Provisto de una bolsa con frascos de medicamentos, Richard condujo a su mujer al avión. Anita avanzó mansamente sin mirar hacia atrás y sin un gesto de despedida para su familia, que lloraba en masa separada de ella por un vidrio en el aeropuerto. Durante las diez horas de viaje estuvo despierta, sin comer ni preguntar adónde iban. En el aeropuerto de Nueva York los esperaban Horacio y su esposa.
Horacio no reconoció a la mujer de su amigo, la recordaba bella, sensual, toda curvas y sonrisa, pero quien apareció ante sus ojos había envejecido una década, arrastraba las zapatillas y miraba de un lado a otro furtivamente, como esperando ser atacada. No respondió a los saludos ni permitió que la mujer de Horacio la acompañara al baño. «Dios nos libre, esto es mucho peor de lo que pensé», murmuró Horacio. Su amigo tampoco se veía bien. Richard había bebido durante la mayor parte del vuelo, aprovechando el licor gratis, traía una barba de tres días, la ropa hecha una piltrafa, olía a sudor de borracho y sin la ayuda de Horacio se habría quedado varado con Anita en el aeropuerto.

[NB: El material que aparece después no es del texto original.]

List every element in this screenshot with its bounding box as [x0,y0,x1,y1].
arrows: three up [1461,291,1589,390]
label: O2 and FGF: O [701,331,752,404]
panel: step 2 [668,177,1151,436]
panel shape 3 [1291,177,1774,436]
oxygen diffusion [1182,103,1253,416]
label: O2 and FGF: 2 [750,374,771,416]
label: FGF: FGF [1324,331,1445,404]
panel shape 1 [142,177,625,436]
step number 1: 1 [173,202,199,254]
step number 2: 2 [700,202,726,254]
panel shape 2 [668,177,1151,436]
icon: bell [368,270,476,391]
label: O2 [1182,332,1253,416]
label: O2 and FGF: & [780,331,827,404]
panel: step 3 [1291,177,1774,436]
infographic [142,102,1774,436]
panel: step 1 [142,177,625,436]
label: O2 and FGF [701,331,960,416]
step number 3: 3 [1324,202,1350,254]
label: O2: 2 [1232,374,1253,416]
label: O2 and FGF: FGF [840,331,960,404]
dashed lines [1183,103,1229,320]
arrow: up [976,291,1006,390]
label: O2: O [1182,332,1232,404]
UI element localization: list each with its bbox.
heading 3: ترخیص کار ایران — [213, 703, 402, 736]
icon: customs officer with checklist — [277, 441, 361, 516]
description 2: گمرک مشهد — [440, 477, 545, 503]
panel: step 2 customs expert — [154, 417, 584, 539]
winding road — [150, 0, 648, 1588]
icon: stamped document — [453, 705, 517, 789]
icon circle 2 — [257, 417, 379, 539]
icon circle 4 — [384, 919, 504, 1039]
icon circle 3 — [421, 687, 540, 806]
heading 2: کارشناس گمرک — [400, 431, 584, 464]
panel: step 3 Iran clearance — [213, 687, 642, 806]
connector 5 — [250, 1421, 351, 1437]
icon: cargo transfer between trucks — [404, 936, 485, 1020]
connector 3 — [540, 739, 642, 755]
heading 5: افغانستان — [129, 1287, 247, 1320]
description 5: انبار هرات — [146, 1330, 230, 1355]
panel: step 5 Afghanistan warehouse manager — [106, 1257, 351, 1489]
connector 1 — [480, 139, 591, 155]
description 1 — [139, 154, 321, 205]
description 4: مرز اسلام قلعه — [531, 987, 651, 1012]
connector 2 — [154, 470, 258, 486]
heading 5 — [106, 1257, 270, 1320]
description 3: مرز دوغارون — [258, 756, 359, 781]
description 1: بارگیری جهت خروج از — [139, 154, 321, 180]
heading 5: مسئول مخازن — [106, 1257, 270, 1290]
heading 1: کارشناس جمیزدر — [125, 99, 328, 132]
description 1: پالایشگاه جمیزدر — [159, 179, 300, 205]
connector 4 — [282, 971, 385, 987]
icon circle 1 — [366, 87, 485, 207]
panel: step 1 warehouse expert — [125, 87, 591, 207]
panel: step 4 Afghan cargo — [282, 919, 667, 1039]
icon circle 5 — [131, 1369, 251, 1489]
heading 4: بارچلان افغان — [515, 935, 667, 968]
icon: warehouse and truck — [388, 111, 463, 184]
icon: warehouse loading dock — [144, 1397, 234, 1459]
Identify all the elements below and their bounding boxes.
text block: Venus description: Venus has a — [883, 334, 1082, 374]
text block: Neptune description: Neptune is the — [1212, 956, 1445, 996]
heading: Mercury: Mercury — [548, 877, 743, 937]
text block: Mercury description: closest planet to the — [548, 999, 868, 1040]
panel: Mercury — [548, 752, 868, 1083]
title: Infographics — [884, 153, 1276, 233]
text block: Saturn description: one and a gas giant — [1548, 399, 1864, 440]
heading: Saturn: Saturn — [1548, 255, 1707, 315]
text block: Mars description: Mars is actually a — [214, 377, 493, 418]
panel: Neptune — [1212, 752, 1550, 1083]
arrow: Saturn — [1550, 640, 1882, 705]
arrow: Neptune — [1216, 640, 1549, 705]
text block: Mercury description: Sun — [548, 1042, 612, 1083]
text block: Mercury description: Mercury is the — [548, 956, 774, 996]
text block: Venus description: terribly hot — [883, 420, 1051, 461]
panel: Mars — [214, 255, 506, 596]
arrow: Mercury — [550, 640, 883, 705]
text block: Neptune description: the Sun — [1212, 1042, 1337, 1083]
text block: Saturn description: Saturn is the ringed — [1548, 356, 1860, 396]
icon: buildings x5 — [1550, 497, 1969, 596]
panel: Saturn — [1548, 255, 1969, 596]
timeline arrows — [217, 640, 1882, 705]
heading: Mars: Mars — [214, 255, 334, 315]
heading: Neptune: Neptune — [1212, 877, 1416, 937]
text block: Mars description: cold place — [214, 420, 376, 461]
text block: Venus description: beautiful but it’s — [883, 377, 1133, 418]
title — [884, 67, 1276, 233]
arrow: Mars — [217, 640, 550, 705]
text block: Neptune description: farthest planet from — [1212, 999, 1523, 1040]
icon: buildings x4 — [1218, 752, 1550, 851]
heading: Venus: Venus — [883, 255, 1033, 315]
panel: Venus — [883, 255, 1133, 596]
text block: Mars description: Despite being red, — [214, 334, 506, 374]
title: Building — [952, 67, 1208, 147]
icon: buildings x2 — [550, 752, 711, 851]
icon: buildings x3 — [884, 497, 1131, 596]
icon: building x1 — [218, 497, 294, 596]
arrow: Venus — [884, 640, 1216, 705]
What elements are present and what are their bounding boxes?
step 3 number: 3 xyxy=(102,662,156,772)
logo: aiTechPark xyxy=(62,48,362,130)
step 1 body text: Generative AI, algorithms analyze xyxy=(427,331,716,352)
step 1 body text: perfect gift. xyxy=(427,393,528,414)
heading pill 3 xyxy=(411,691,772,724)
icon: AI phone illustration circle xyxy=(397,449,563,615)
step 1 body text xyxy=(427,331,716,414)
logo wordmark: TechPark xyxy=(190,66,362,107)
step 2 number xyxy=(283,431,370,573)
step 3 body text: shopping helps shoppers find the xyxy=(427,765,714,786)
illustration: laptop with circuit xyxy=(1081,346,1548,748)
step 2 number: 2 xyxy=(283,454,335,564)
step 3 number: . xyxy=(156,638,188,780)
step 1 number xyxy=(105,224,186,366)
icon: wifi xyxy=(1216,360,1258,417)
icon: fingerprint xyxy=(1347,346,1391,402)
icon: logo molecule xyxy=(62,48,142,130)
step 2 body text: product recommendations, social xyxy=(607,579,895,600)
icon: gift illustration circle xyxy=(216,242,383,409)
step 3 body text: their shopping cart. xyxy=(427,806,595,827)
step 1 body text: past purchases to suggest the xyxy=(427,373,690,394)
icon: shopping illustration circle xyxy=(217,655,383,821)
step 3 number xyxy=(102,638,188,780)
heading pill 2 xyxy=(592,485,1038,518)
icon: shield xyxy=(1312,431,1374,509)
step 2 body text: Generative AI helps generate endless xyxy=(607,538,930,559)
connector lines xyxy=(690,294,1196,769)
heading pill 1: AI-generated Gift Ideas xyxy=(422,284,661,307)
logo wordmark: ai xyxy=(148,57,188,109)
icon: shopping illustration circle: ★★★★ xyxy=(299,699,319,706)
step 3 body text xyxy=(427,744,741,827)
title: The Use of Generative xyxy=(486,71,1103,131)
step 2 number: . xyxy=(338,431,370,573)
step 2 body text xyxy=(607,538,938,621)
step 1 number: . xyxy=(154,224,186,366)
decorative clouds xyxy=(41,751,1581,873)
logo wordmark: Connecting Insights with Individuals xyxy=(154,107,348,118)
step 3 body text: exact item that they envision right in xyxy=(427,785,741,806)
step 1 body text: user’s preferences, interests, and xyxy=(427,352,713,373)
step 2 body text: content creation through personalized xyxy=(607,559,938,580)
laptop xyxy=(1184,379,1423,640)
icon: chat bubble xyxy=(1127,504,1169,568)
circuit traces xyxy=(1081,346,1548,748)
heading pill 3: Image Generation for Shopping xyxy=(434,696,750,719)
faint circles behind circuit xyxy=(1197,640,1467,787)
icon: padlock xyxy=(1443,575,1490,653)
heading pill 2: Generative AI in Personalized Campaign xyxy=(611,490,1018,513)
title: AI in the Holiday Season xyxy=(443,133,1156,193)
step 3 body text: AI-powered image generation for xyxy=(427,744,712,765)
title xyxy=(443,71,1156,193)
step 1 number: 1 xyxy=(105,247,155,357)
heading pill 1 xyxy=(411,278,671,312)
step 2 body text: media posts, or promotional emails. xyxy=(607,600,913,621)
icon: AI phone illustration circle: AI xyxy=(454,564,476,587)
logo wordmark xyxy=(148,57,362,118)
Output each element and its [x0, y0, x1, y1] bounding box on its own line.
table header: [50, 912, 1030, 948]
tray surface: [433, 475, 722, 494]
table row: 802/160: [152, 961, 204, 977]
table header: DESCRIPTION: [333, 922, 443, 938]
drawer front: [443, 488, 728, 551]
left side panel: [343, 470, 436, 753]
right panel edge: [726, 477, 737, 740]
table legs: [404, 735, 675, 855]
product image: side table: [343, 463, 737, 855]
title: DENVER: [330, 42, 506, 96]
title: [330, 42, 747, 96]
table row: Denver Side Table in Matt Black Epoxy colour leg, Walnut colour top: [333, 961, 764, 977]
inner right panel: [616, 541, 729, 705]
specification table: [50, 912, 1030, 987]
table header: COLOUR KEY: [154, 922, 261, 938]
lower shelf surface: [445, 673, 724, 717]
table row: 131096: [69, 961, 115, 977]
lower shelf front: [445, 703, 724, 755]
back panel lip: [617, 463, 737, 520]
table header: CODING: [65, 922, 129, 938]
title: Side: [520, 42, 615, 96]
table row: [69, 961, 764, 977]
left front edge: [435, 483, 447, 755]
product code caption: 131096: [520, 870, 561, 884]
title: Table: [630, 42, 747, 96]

Los Bowmaster se instalaron en un apartamento de la universidad destinado a miembros de la facultad, que Horacio les había conseguido; era un hallazgo, porque estaba en el centro de la ciudad, tenía una renta baja y existía una lista de espera. Después de depositar las maletas en la entrada y entregarle las llaves, Horacio se encerró con su amigo en uno de los cuartos para aleccionarlo. Había cientos, si no miles de postulantes para cada vacante académica en Estados Unidos, le dijo. La oportunidad de enseñar en la Universidad de Nueva York no se presentaba dos veces y más valía aprovecharla. Debía controlar la bebida y causar buena impresión desde el comienzo, no podía presentarse en el estado de suciedad y descuido en que estaba.
—Yo te he recomendado, Richard. No me dejes en mal lugar.
—¿Cómo se te ocurre? Estoy medio muerto con el viaje y con la salida de Río, mejor dicho, la huida. Para qué te cuento la tragedia de los Farihna porque nos veníamos. Quédate tranquilo, en un par de días me verás aparecer impecable en la universidad
—¿Y Anita?
—¿Qué hay con ella?
—Está muy delicada, no sé si puede quedarse sola, Richard.
—Tendrá que acostumbrarse, como todo el mundo. Aquí no cuenta con su familia para que la mime. Sólo cuenta conmigo.
—Entonces no le falles, hermano —dijo Horacio al despedirse.